Traditionally, the Masters and the US Open bear very little resemblance to each other – one demands creativity while the other calls from endurance. But this year, Pinehurst, with its wide fairway and treacherous greens, offers a similar challenge to that presented at Augusta National.
It will ask for power and subtlety, imagination around the greens and bravery with the putter. Bubba has the first three attributes in spades. It’s his putting that comes with a question mark. If it’s off, he might still contend. If it’s on – he will probably win.
2. Sergio Garcia 33/1
Still majorless after all these years. The Spaniard has a decent record in the US Open, better than you might think for a man with little patience in an event that demands patience above all else.
Contrary to popular belief, Sergio is actually a very good putter these days (26th in total putting on the PGA Tour this year). He has always been a brilliant “scrambler” (fifth on tour this year, since you ask). As for driving the ball – has anyone over the last 10 years been as consistently accurate? Probably not.
But can Sergio put it all together over the space of four days?
3. Kevin Na 125/1
Slower than a snail, shorter off the tee than Ronnie Corbett, it is hard to imagine the Californian as a Major champion.
But every once in a while the US Open throws up a winner who doesn’t fall into the category of golfing royalty.
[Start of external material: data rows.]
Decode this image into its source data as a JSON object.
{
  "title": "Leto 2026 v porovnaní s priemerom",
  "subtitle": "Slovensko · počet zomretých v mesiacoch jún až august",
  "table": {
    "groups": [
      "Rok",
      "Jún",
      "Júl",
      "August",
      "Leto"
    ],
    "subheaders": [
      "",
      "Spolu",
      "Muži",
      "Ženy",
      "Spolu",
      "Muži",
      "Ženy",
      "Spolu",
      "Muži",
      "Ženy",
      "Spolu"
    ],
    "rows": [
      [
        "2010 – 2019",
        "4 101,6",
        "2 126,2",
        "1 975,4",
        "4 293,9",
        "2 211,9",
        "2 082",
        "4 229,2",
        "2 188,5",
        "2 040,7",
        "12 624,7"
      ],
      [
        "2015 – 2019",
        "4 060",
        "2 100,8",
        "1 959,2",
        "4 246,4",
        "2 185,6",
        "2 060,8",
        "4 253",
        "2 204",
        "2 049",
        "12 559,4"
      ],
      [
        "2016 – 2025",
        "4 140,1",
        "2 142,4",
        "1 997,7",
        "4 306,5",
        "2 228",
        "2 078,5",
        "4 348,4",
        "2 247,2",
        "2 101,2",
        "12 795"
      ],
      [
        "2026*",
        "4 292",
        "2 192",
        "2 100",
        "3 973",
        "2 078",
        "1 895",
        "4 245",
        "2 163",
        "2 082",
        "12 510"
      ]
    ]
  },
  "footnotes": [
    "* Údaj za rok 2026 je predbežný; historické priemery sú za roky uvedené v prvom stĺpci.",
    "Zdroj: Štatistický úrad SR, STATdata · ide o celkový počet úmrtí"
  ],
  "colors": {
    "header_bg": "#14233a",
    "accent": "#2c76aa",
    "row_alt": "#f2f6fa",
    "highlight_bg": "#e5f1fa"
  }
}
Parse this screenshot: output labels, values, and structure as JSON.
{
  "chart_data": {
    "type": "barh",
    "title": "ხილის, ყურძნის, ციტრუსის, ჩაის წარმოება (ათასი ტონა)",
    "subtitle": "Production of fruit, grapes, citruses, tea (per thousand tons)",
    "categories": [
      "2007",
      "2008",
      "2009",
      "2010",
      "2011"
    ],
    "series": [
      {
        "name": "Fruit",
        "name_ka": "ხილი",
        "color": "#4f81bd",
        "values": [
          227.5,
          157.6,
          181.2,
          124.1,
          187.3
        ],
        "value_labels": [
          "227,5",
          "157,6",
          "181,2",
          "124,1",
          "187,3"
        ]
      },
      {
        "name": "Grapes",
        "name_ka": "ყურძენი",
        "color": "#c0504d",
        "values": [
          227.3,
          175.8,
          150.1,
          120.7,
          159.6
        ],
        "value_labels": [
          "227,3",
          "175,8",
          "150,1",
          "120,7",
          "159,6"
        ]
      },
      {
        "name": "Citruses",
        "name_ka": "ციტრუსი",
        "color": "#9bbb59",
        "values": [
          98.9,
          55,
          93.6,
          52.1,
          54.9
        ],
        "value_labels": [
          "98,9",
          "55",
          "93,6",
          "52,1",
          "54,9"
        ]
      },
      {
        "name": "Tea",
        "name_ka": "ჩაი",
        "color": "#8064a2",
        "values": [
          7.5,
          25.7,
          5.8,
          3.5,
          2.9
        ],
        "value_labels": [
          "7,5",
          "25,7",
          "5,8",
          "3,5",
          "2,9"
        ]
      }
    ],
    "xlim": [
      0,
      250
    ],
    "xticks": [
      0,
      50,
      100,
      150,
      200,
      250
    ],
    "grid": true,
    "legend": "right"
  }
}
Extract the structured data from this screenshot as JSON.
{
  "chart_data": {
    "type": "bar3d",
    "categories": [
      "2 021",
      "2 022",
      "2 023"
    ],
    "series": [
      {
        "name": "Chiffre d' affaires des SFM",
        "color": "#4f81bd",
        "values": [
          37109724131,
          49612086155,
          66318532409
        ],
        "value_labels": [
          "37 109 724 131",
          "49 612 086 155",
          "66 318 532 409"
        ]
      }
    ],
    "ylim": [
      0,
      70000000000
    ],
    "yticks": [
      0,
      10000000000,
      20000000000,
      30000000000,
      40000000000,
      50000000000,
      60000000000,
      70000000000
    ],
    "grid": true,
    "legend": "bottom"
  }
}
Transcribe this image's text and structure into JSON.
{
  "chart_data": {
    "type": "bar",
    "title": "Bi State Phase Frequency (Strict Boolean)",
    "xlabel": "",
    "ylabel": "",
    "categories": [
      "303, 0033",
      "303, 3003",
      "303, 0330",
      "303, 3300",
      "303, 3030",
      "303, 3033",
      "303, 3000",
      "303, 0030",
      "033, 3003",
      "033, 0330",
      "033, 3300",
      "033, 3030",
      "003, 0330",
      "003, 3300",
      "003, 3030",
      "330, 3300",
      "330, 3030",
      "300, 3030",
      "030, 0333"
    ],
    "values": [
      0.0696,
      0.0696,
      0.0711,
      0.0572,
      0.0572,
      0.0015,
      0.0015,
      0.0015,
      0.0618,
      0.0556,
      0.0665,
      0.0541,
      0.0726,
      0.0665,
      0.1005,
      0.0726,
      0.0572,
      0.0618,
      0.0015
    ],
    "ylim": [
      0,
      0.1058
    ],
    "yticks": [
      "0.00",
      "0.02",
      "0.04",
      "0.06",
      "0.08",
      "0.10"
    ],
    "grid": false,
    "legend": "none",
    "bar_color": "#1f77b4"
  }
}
Na is a gritty player who usually finds a way to get the ball in the hole with maximum efficiency. He is also on form. Could he win? Probably not. Could he sneak his way into the top six. You bet.
4. Graeme McDowell 55/1
The 2010 US Open winner has cut an anonymous figure this year but this tournament usually rouses him from his slumber. He also has an added incentive after the USGA paired him together with Rory McIlroy for the first two rounds.
They probably thought the two Irishmen are still the closest of pals – an assumption that, by some accounts, may be somewhat out-of-date. We will leave it that, except to say McDowell would love to put one over on his countryman.
Oh, and did we mention – he’s No 1 in total putting on the PGA Tour! Never a bad thing heading into a major.
5. Jordan Spieth 25/1
In an era of perfect technique the 20-year-old has a refreshingly quirky swing and a gunslinger attitude that harks back to the days of old-school guys like Raymond Floyd and Lee Trevino.
It’s not how, it’s how many, as the old saying goes. Spieth might have that stamped on the back of his Titleist irons. The truth is there are no obvious weaknesses in his game.
He drives the ball well, is a fine ball-strikers and possesses the guts of a burglar on and around the greens. He is bound to win a US Open at some stage of his career, maybe even this year.
6. Paul Casey 100/1
Remember the “golden generation” of English golf – Westwood, Poulter, Rose and Donald?
Well, Casey had more raw talent than any of them. Injury and personal issues cost him three years of his career at precisely the point where he should have been peaking.
But he’s on the way back, with a couple of decent showings on the PGA Tour recently. It is probably too soon for him to win a major but don’t be surprised to see him floating around near the top of the leaderboard over the course of the week.
An each-way bet (first 6 before they tee off) for the golfing hipsters out there or 18/1 to be placed only (finish in the top 5) could be the play.